Yüz küsur yıllık serüveni boyunca tüm dünyada defalarca sahnelenmiş olan oyunun bizde ‘Aşk ve Tutku’ adıyla gösterime giren en taze uyarlamasını beyazperdenin gerçek divalarından Liv Ullmann yazıp yönetmiş. Ingmar Bergman’ın unutulmaz esin perisi eserin metnini olduğu gibi korumuş, yeni diyaloglar ekleyerek süreyi uzatmış. Andrey Zvyagintsev’in filmleriyle tanıdığımız usta görüntü yönetmeni Mikhail Krichman’ın büyüleyici objektifinden küçük Julie’nin öksüz ve yalnız çocukluğunu resmeden prolog ile genç kadının ormandaki kaderine yürüyüşünü içeren epilog bölümleri son derece etkileyici. Bunun dışında Strindberg’in tek mekân ve üç oyuncudan oluşan sahne düzenine büyük ölçüde riayet etmiş Ullmann. Ortak yapım koşulları ve ticari kaygılar nedeniyle filmi Anglosakson oyuncularla İngilizce çekmesinin dışında. Bu tercihe bağlı olarak öykü de 19. yüzyıl sonları İrlanda’sına taşınıveriyor.

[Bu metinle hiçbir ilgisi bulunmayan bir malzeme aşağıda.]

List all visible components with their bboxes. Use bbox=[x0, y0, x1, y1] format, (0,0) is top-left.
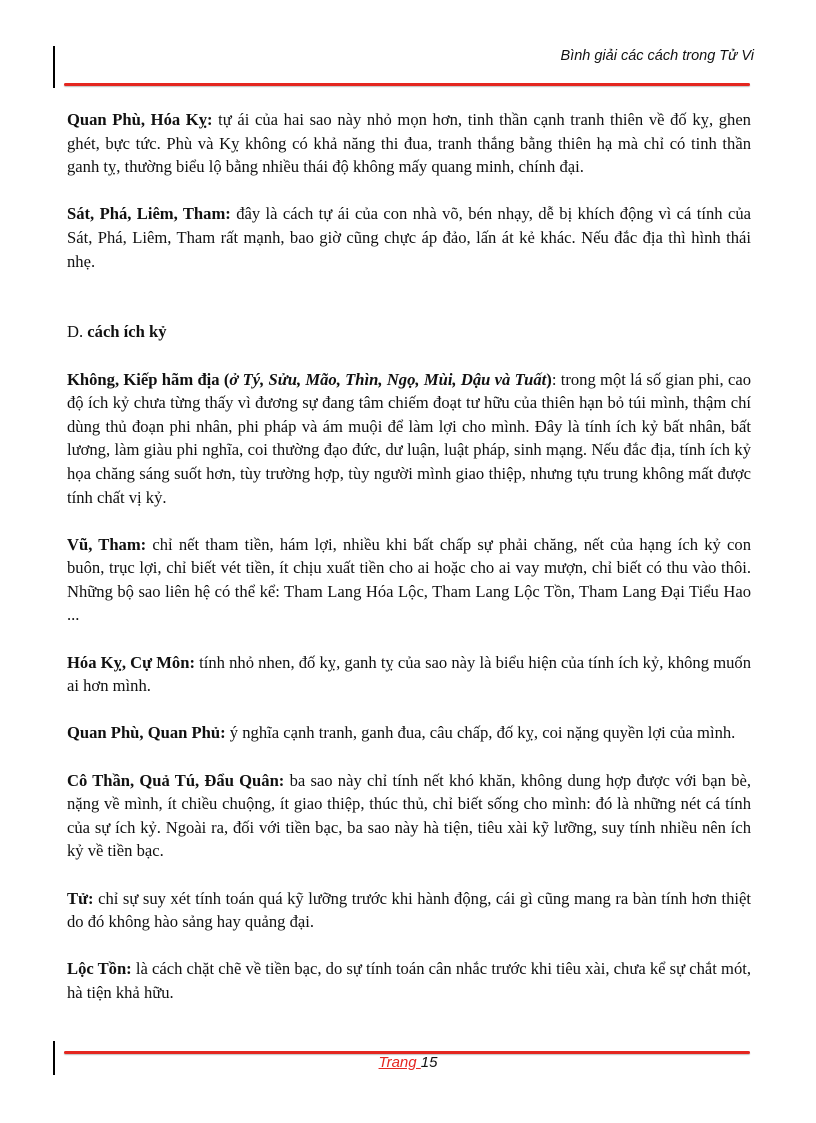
page-number: 15 bbox=[420, 1054, 438, 1071]
paragraph-text: tự ái của hai sao này nhỏ mọn hơn, tinh thần cạnh tranh thiên về đố kỵ, ghen ghét, bực tức. Phù và Kỵ không có khả năng thi đua, tranh thắng bằng thiên hạ mà chỉ có tinh thần ganh tỵ, thường biểu lộ bằng nhiều thái độ không mấy quang minh, chính đại. bbox=[67, 110, 751, 177]
term-close: ) bbox=[546, 369, 552, 389]
term: Vũ, Tham: bbox=[67, 534, 147, 554]
paragraph-text: ý nghĩa cạnh tranh, ganh đua, câu chấp, đố kỵ, coi nặng quyền lợi của mình. bbox=[225, 723, 736, 743]
paragraph-quan-phu-quan-phu bbox=[67, 721, 751, 745]
paragraph-khong-kiep bbox=[67, 368, 751, 510]
paragraph-sat-pha-liem-tham bbox=[67, 202, 751, 273]
term: Quan Phù, Quan Phủ: bbox=[67, 723, 226, 743]
spacer bbox=[67, 297, 751, 321]
term: Sát, Phá, Liêm, Tham: bbox=[67, 204, 231, 224]
paragraph-tu bbox=[67, 887, 751, 934]
paragraph-text: chỉ sự suy xét tính toán quá kỹ lưỡng trước khi hành động, cái gì cũng mang ra bàn tính hơn thiệt do đó không hào sảng hay quảng đại. bbox=[67, 888, 751, 932]
page-header-title: Bình giải các cách trong Tử Vi bbox=[560, 48, 754, 64]
paragraph-co-than-qua-tu bbox=[67, 769, 751, 863]
section-heading bbox=[67, 320, 751, 344]
term: Quan Phù, Hóa Kỵ: bbox=[67, 110, 213, 129]
page-body bbox=[67, 108, 751, 1028]
term: Lộc Tồn: bbox=[67, 959, 132, 979]
paragraph-vu-tham bbox=[67, 533, 751, 627]
paragraph-text: ba sao này chỉ tính nết khó khăn, không dung hợp được với bạn bè, nặng về mình, ít chiều chuộng, ít giao thiệp, thúc thủ, chỉ biết sống cho mình: đó là những nét cá tính của sự ích kỷ. Ngoài ra, đối với tiền bạc, ba sao này hà tiện, tiêu xài kỹ lưỡng, suy tính nhiều nên ích kỷ về tiền bạc. bbox=[67, 770, 752, 861]
paragraph-text: tính nhỏ nhen, đố kỵ, ganh tỵ của sao này là biểu hiện của tính ích kỷ, không muốn ai hơn mình. bbox=[67, 652, 751, 696]
term: Hóa Kỵ, Cự Môn: bbox=[67, 652, 195, 672]
header-rule bbox=[64, 83, 750, 86]
paragraph-loc-ton bbox=[67, 957, 751, 1004]
term: Cô Thần, Quả Tú, Đẩu Quân: bbox=[67, 770, 285, 790]
paragraph-hoa-ky-cu-mon bbox=[67, 651, 751, 698]
page-label: Trang bbox=[378, 1054, 421, 1071]
paragraph-text: đây là cách tự ái của con nhà võ, bén nhạy, dễ bị khích động vì cá tính của Sát, Phá, Liêm, Tham rất mạnh, bao giờ cũng chực áp đảo, lấn át kẻ khác. Nếu đắc địa thì hình thái nhẹ. bbox=[67, 204, 751, 271]
paragraph-text: là cách chặt chẽ về tiền bạc, do sự tính toán cân nhắc trước khi tiêu xài, chưa kể sự chắt mót, hà tiện khả hữu. bbox=[67, 959, 752, 1002]
section-prefix: D. bbox=[67, 322, 88, 342]
header-margin-bar bbox=[53, 46, 55, 88]
paragraph-text: chỉ nết tham tiền, hám lợi, nhiều khi bất chấp sự phải chăng, nết của hạng ích kỷ con buôn, trục lợi, chỉ biết vét tiền, ít chịu xuất tiền cho ai hoặc cho ai vay mượn, chỉ biết có thu vào thôi. Những bộ sao liên hệ có thể kể: Tham Lang Hóa Lộc, Tham Lang Lộc Tồn, Tham Lang Đại Tiểu Hao ... bbox=[67, 534, 751, 625]
paragraph-quan-phu-hoa-ky bbox=[67, 108, 751, 179]
term-italic: ở Tý, Sửu, Mão, Thìn, Ngọ, Mùi, Dậu và Tuất bbox=[229, 369, 547, 389]
term: Tử: bbox=[67, 888, 94, 908]
section-title: cách ích kỷ bbox=[87, 322, 167, 342]
page-footer bbox=[0, 1054, 816, 1071]
paragraph-text: : trong một lá số gian phi, cao độ ích kỷ chưa từng thấy vì đương sự đang tâm chiếm đoạt tư hữu của thiên hạn bỏ túi mình, thậm chí dùng thủ đoạn phi nhân, phi pháp và ám muội để làm lợi cho mình. Đây là tính ích kỷ bất nhân, bất lương, làm giàu phi nghĩa, coi thường đạo đức, dư luận, luật pháp, sinh mạng. Nếu đắc địa, tính ích kỷ họa chăng sáng suốt hơn, tùy trường hợp, tùy người mình giao thiệp, nhưng tựu trung không mất được tính chất vị kỷ. bbox=[67, 369, 751, 507]
term: Không, Kiếp hãm địa ( bbox=[67, 369, 230, 389]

Sjöberg’in çok beğenilmiş ikilisini (Anita Björk ile Ulf Palme) arasa da gözlerimiz, Jessica Chastain ve Colin Farrell’in yorumları hiç yabana atılır gibi değil. Son versiyonun en büyük sürprizi ise İngiliz oyuncu Samantha Morton’ın aşçı kadın kompozisyonu. Ullmann’ın ek diyaloglarla zenginleştirdiği tutucu ahlâkın ve din kurumunun bekçisi Kathleen (Kristin) karakterinde harikalar yaratmış Morton. Müzik seçimine gelince barok ve romantik dönem tercih edilmiş, Schubert’in enfes piyanolu üçlüsünün (Op. 100 mi majör D. 929) çok bilinen ikinci bölümünün hüzünlü ezgilerine ağırlık verilmiş ki bu da metnin çatışma yüklü sert ve avangard niteliğiyle çok da uyumlu değil.